The '*' nonresidue/stop codon character.

It is common to find '*' characters in sequence files, when people 'translate' a stop codon. Until recently, HMMER and its underlying Easel library disallowed * characters in sequence files for the perfectly rational reason that * residue codes aren't legal tender in any IUPAC/IUBMB standard or proposed extension to the standard. I fielded many complaints about this behavior, for the perfectly rational reason that * characters are commonly used regardless of what the musty old standards allow.

The * code is irritating to handle, because it's literally not-a-residue in protein sequences. It makes no sense to generate (or score) a nonresidue from an HMM that's supposed to be generating a probability distribution over amino acid sequences. (BLAST just gives it a score, but in a probability model, we can't be quite that arbitrary.) When we extend H3 to models that generate codons (for alignment of protein models to DNA target sequences), that'll be a different thing; in that case, the handling of stop codons will be well defined.

Support for the * nonresidue character in amino acid sequences was retrofitted into the code in May 2009, and first appeared in 3.0b1. We've been shaking out a few bugs in the retrofit ever since. 3.0b2 has two known bugs in * handling. One (#h57) is most noticeable in jackhmmer, but might also be seen in hmmsearch or phmmer if you use the -O option to output an alignment of your significant hits; the program will crash out with the telltale error message "backconverted subseq didn't end at expected length". The other (#h62) manifested itself as a segmentation fault in the search programs (hmmscan,hmmsearch,phmmer,jackhmmer), in a sporadic and elusive fashion that makes it difficult to isolate test cases.

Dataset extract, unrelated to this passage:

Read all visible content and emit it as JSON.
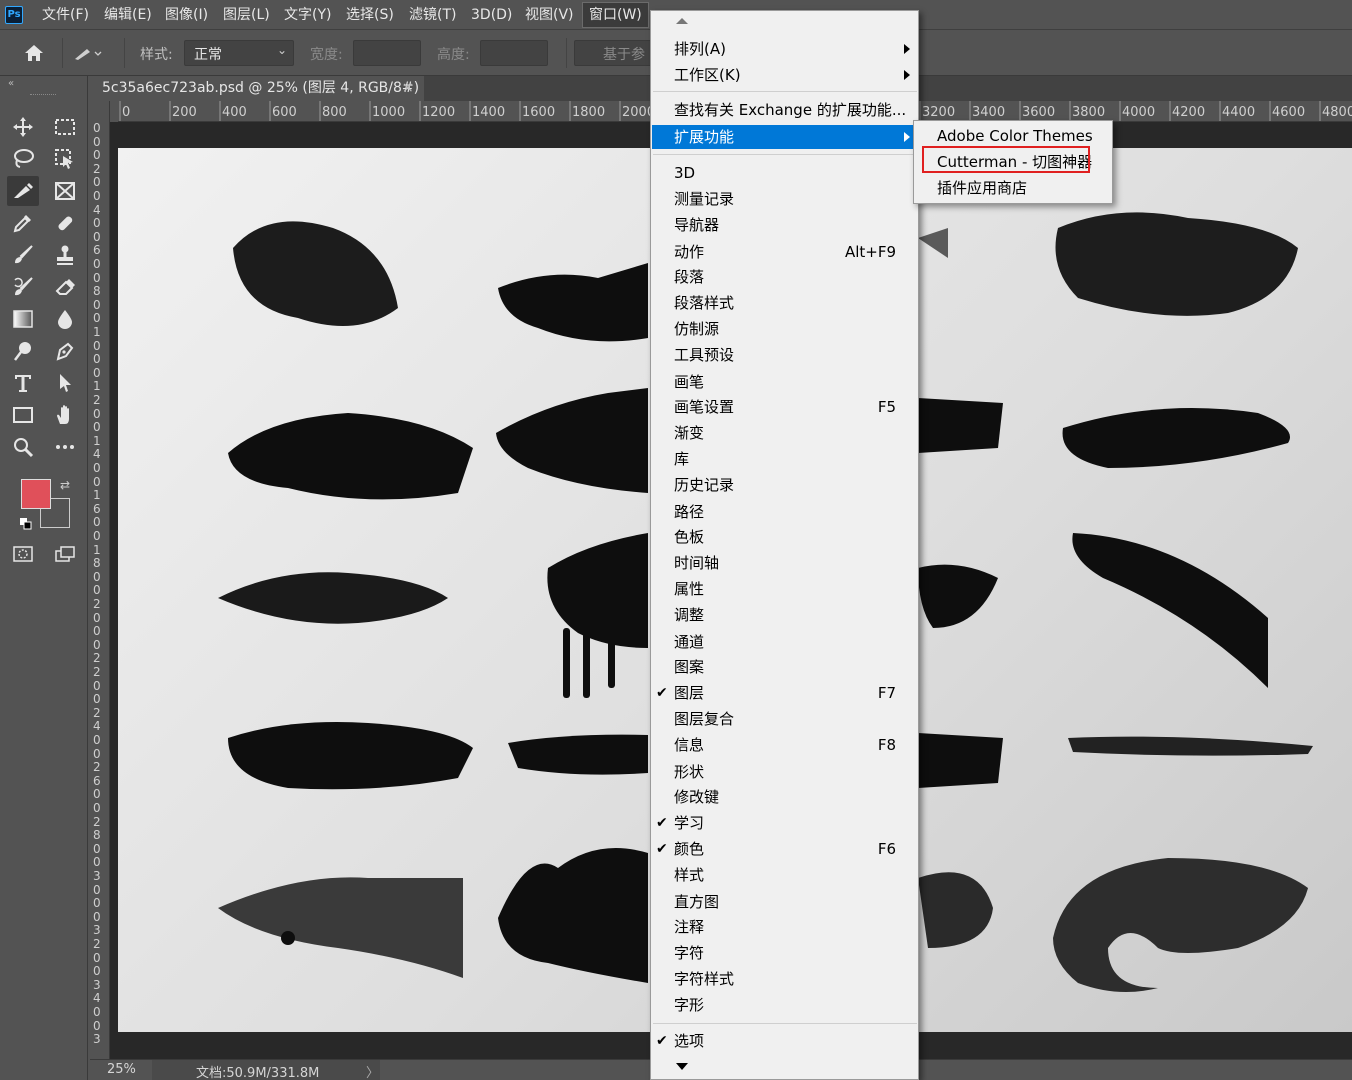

There's an oddity in how H3 handles * "residues" that eventually I'll need to discuss and document. With other priorities pressing, I'm waiting to see if anyone notices.

two other bugs

#h59: jackhmmer (and only jackhmmer) may crash with a segmentation fault on some sequence database files, when sequence description lines contain a % character. (C programmers will be able to guess what the problem was.)

#h58: in the domtbl output format for hmmscan, the target and query lengths are reversed.